How to handle 'KnoraRules.pie' changes #1506

subotic · 2019-11-07T14:12:53Z

Currently, when using the published Docker images, KnoraRules.pie is backed into the dhlabbasel/knora-graphdb-se Docker image.

If an existing deployment is upgraded to newer Docker images and the new version of dhlabbasel/knora-graphdb-se contains a changed KnoraRules.pie which requires changes to the data, will GraphDB startup? I seem to remember, that it would complain and that we had to re-run the data loading script.

So, what can happen is that we are left with a deployment which will require a very manual process to get working again. Basically:

export data before upgrade
run upgrade script on data
upgrade graphdb image and start a new container
import data

This highly manual and error-prone workflow is not something I'm willing to do.

My suggestions:

freeze KnoraRules.pie forever
get rid of KnoraRules.pie

Or are there any other possibilities that I'm missing?

The text was updated successfully, but these errors were encountered:

benjamingeer · 2019-11-07T16:49:05Z

KnoraRules.pie contains our consistency-checking rules and a few custom inference rules. From time to time we add things to it to support new features in Knora, so I don't think it's possible to freeze it forever. Getting rid of it would mean getting rid of consistency checking in GraphDB, which is a useful feature that users have been very glad to have.

It's unlikely that changes to KnoraRules.pie would require changes to data. But if it happened, wouldn't the situation would be basically the same as any change in Knora requiring data to be updated? I don't understand what you mean by "upgrade graphdb image and start a new container".

I haven't changed KnoraRules.pie in a long time, but I think you have to restart GraphDB, and perhaps also delete the repository and create it again, to get GraphDB to reload KnoraRules.pie. But we could do this automatically in the upgrade script, so it would be done with every upgrade.
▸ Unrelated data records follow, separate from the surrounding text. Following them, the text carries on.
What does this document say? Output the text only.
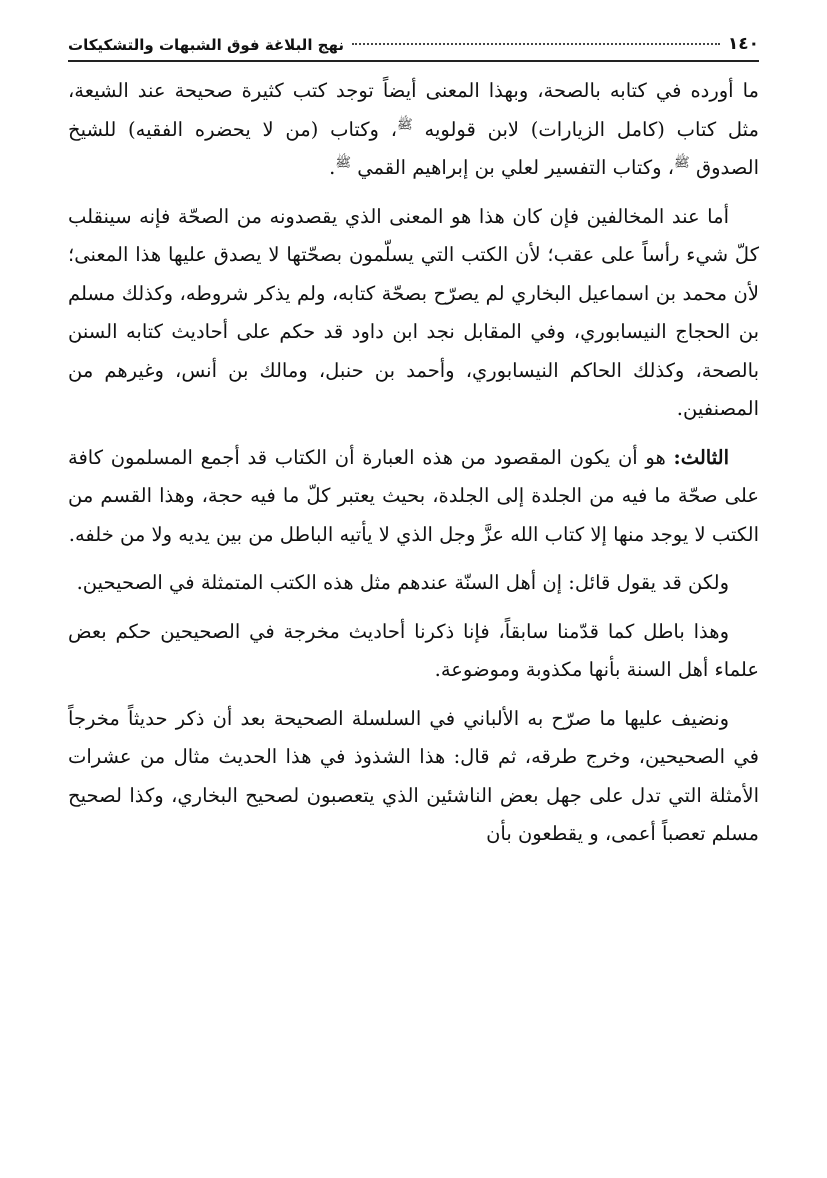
١٤٠
نهج البلاغة فوق الشبهات والتشكيكات

ما أورده في كتابه بالصحة، وبهذا المعنى أيضاً توجد كتب كثيرة صحيحة عند الشيعة، مثل كتاب (كامل الزيارات) لابن قولويه $^ﷺ$، وكتاب (من لا يحضره الفقيه) للشيخ الصدوق $^ﷺ$، وكتاب التفسير لعلي بن إبراهيم القمي $^ﷺ$.

أما عند المخالفين فإن كان هذا هو المعنى الذي يقصدونه من الصحّة فإنه سينقلب كلّ شيء رأساً على عقب؛ لأن الكتب التي يسلّمون بصحّتها لا يصدق عليها هذا المعنى؛ لأن محمد بن اسماعيل البخاري لم يصرّح بصحّة كتابه، ولم يذكر شروطه، وكذلك مسلم بن الحجاج النيسابوري، وفي المقابل نجد ابن داود قد حكم على أحاديث كتابه السنن بالصحة، وكذلك الحاكم النيسابوري، وأحمد بن حنبل، ومالك بن أنس، وغيرهم من المصنفين.

الثالث: هو أن يكون المقصود من هذه العبارة أن الكتاب قد أجمع المسلمون كافة على صحّة ما فيه من الجلدة إلى الجلدة، بحيث يعتبر كلّ ما فيه حجة، وهذا القسم من الكتب لا يوجد منها إلا كتاب الله عزَّ وجل الذي لا يأتيه الباطل من بين يديه ولا من خلفه.

ولكن قد يقول قائل: إن أهل السنّة عندهم مثل هذه الكتب المتمثلة في الصحيحين.

وهذا باطل كما قدّمنا سابقاً، فإنا ذكرنا أحاديث مخرجة في الصحيحين حكم بعض علماء أهل السنة بأنها مكذوبة وموضوعة.

ونضيف عليها ما صرّح به الألباني في السلسلة الصحيحة بعد أن ذكر حديثاً مخرجاً في الصحيحين، وخرج طرقه، ثم قال: هذا الشذوذ في هذا الحديث مثال من عشرات الأمثلة التي تدل على جهل بعض الناشئين الذي يتعصبون لصحيح البخاري، وكذا لصحيح مسلم تعصباً أعمى، و يقطعون بأن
subotic · 2019-11-07T18:12:28Z

I don't understand what you mean by "upgrade graphdb image and start a new container".

To upgrade the GraphDB container, one would shut it down and delete it, download the new image and spin up a new container using the data from the previous version. When the new container starts it also starts GraphDB, which then has the new version of KnoraRules.pie. So basically, the old data is started with GraphDB using a new version of KnoraRules.pie. I don't think that GraphDB will start. Thus the upgrade program will not work, because there is no running GraphDB. Maybe I'm wrong. That was my question.

What could work though, if we must have KnoraRules.pie, is that the rules are loaded dynamically by knora-api. Also, at some point in time (sooner than later) there should not be any direct access to GraphDB for data loading operations, but only through knora-api. See #1485.

Sooner or later we will need to part ways with KnoraRules.pie because we are going to move to a different triplestore (https://rya.apache.org was mentioned). Also, if we provide support for Fuseki again, then there we will also need a solution for consistency checking. It would probably be better to start looking at SHACL.

benjamingeer · 2019-11-07T18:50:02Z

To upgrade the GraphDB container, one would shut it down and delete it, download the new image and spin up a new container using the data from the previous version. When the new container starts it also starts GraphDB, which then has the new version of KnoraRules.pie.

Why not automatically update KnoraRules.pie as part of the data update? In other words:

Export the data into a TriG file for the update.
Shut down the container and delete it.
Run the update script, generating a new TriG file.
Start a new container with the new KnoraRules.pie.
Import the new TriG file into GraphDB.

What could work though, if we must have KnoraRules.pie, is that the rules are loaded dynamically by knora-api.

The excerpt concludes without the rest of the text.